After a decade of sending military equipment to civilian police departments across the country, federal officials are reconsidering the idea in light of the violence in Ferguson, Missouri.
The public has absorbed images of heavily armed police, snipers trained on protesters and tear gas plumes. Against that backdrop, Attorney General Eric Holder said that when police and citizens need to restore calm, "I am deeply concerned that the deployment of military equipment and vehicles sends a conflicting message."
Sen. Claire McCaskill, D-Mo., said police responses like that in Ferguson have "become the problem instead of the solution." Rep. Hank Johnson, D-Ga., said he will introduce legislation to reverse police militarization.
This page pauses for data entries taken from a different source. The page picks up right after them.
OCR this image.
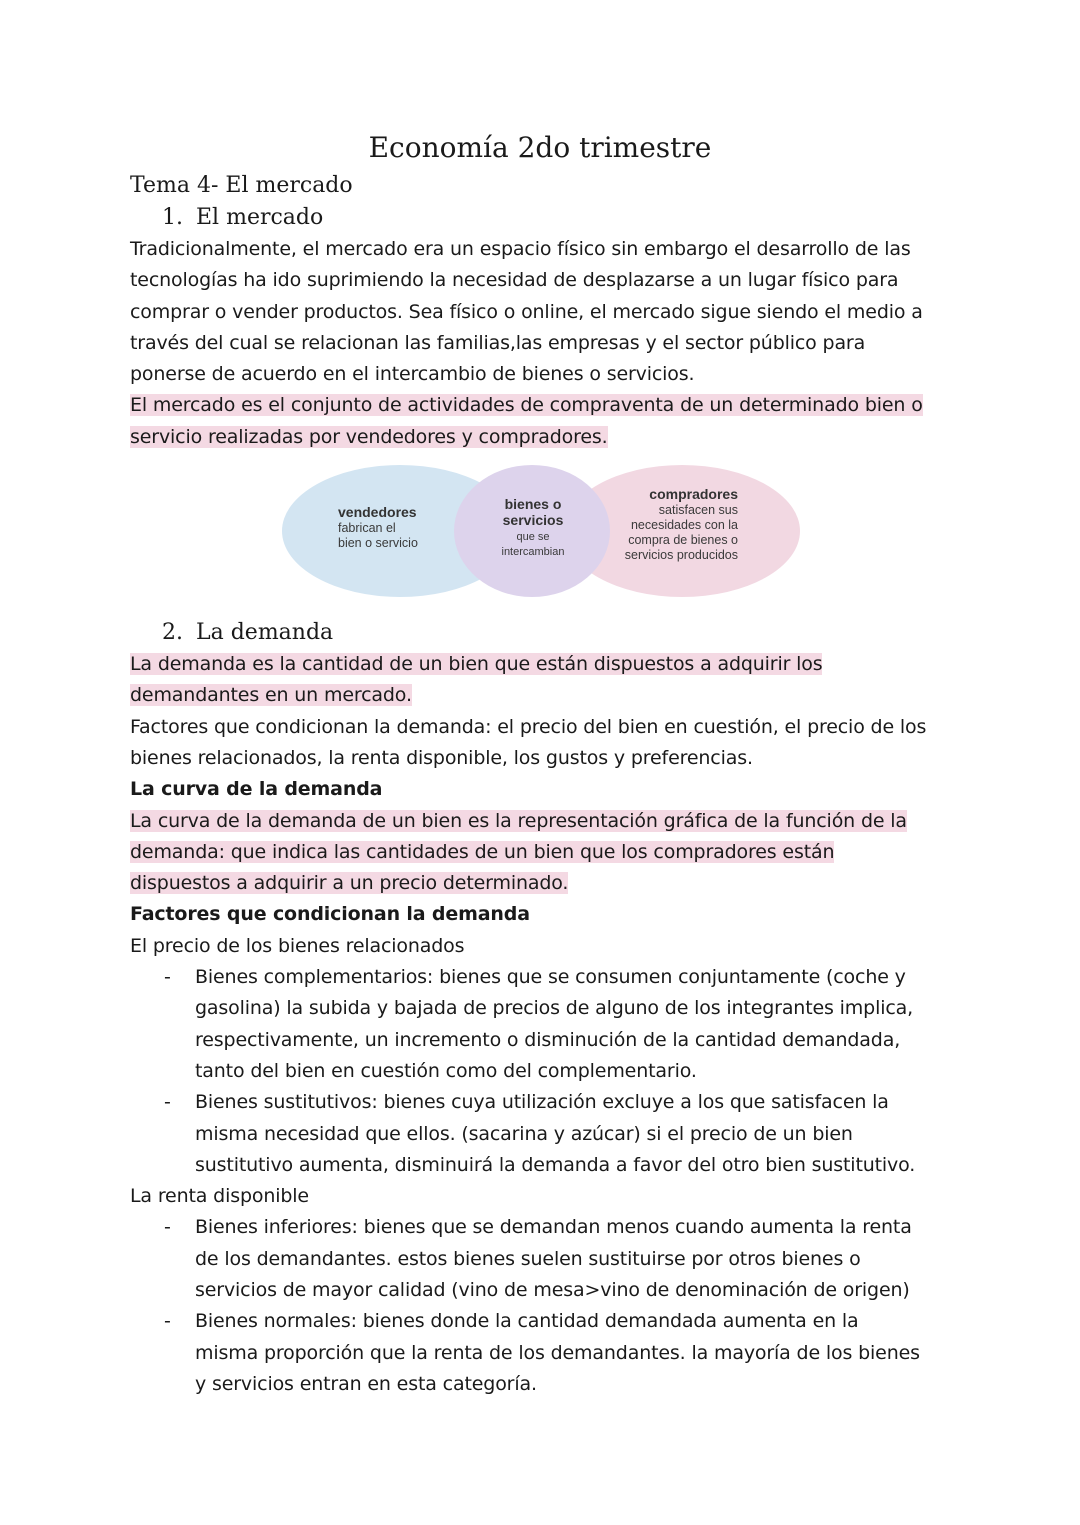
Economía 2do trimestre
Tema 4- El mercado
1. El mercado

Tradicionalmente, el mercado era un espacio físico sin embargo el desarrollo de las
tecnologías ha ido suprimiendo la necesidad de desplazarse a un lugar físico para
comprar o vender productos. Sea físico o online, el mercado sigue siendo el medio a
través del cual se relacionan las familias,las empresas y el sector público para
ponerse de acuerdo en el intercambio de bienes o servicios.

El mercado es el conjunto de actividades de compraventa de un determinado bien o
servicio realizadas por vendedores y compradores.

vendedores
fabrican el
bien o servicio
bienes o
servicios
que se
intercambian
compradores
satisfacen sus
necesidades con la
compra de bienes o
servicios producidos
2. La demanda

La demanda es la cantidad de un bien que están dispuestos a adquirir los
demandantes en un mercado.

Factores que condicionan la demanda: el precio del bien en cuestión, el precio de los
bienes relacionados, la renta disponible, los gustos y preferencias.

La curva de la demanda

La curva de la demanda de un bien es la representación gráfica de la función de la
demanda: que indica las cantidades de un bien que los compradores están
dispuestos a adquirir a un precio determinado.

Factores que condicionan la demanda

El precio de los bienes relacionados

- Bienes complementarios: bienes que se consumen conjuntamente (coche y
gasolina) la subida y bajada de precios de alguno de los integrantes implica,
respectivamente, un incremento o disminución de la cantidad demandada,
tanto del bien en cuestión como del complementario.
- Bienes sustitutivos: bienes cuya utilización excluye a los que satisfacen la
misma necesidad que ellos. (sacarina y azúcar) si el precio de un bien
sustitutivo aumenta, disminuirá la demanda a favor del otro bien sustitutivo.

La renta disponible

- Bienes inferiores: bienes que se demandan menos cuando aumenta la renta
de los demandantes. estos bienes suelen sustituirse por otros bienes o
servicios de mayor calidad (vino de mesa>vino de denominación de origen)
- Bienes normales: bienes donde la cantidad demandada aumenta en la
misma proporción que la renta de los demandantes. la mayoría de los bienes
y servicios entran en esta categoría.
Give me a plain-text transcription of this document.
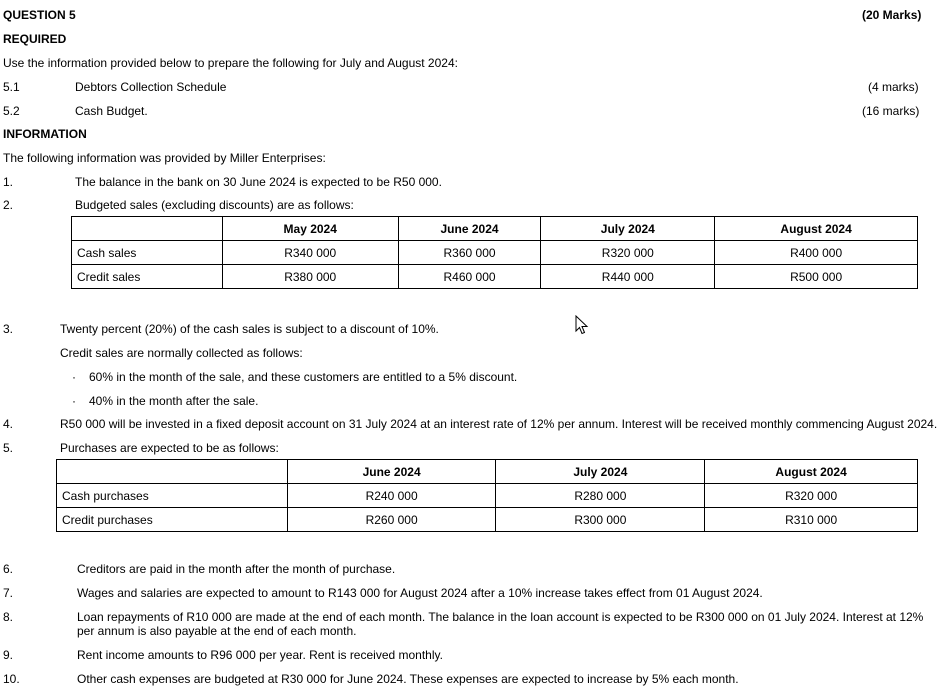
QUESTION 5	(20 Marks)
REQUIRED
Use the information provided below to prepare the following for July and August 2024:
5.1	Debtors Collection Schedule	(4 marks)
5.2	Cash Budget.	(16 marks)
INFORMATION
The following information was provided by Miller Enterprises:
1.	The balance in the bank on 30 June 2024 is expected to be R50 000.
2.	Budgeted sales (excluding discounts) are as follows:
	May 2024	June 2024	July 2024	August 2024
Cash sales	R340 000	R360 000	R320 000	R400 000
Credit sales	R380 000	R460 000	R440 000	R500 000
3.	Twenty percent (20%) of the cash sales is subject to a discount of 10%.
Credit sales are normally collected as follows:
· 60% in the month of the sale, and these customers are entitled to a 5% discount.
· 40% in the month after the sale.
4.	R50 000 will be invested in a fixed deposit account on 31 July 2024 at an interest rate of 12% per annum. Interest will be received monthly commencing August 2024.
5.	Purchases are expected to be as follows:
	June 2024	July 2024	August 2024
Cash purchases	R240 000	R280 000	R320 000
Credit purchases	R260 000	R300 000	R310 000
6.	Creditors are paid in the month after the month of purchase.
7.	Wages and salaries are expected to amount to R143 000 for August 2024 after a 10% increase takes effect from 01 August 2024.
8.	Loan repayments of R10 000 are made at the end of each month. The balance in the loan account is expected to be R300 000 on 01 July 2024. Interest at 12% per annum is also payable at the end of each month.
9.	Rent income amounts to R96 000 per year. Rent is received monthly.
10.	Other cash expenses are budgeted at R30 000 for June 2024. These expenses are expected to increase by 5% each month.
Sen. Carl Levin, D-Mich., chairman of the Senate Armed Services Committee, said his committee will review the program to determine if the Defense Department's surplus equipment is being used as intended.
One night after the violence that accompanied the presence of military-style equipment in Ferguson, tensions eased when a police captain, unprotected and shaking hands, walked through a crowd in a gesture of reconciliation. The contrast added to perception that the tanks and tear gas had done more harm than good.
As the country concludes its longest wartime period, the military has turned over thousands of surplus weapons and armored trucks to local police who often trained alongside the military.
A report by the American Civil Liberties Union in June said police agencies had become "excessively militarized," with officers using training and equipment designed for the battlefield on city streets. The report found the amount of goods transferred through the military surplus program rose from $1 million in 1990 to nearly $450 million in 2013.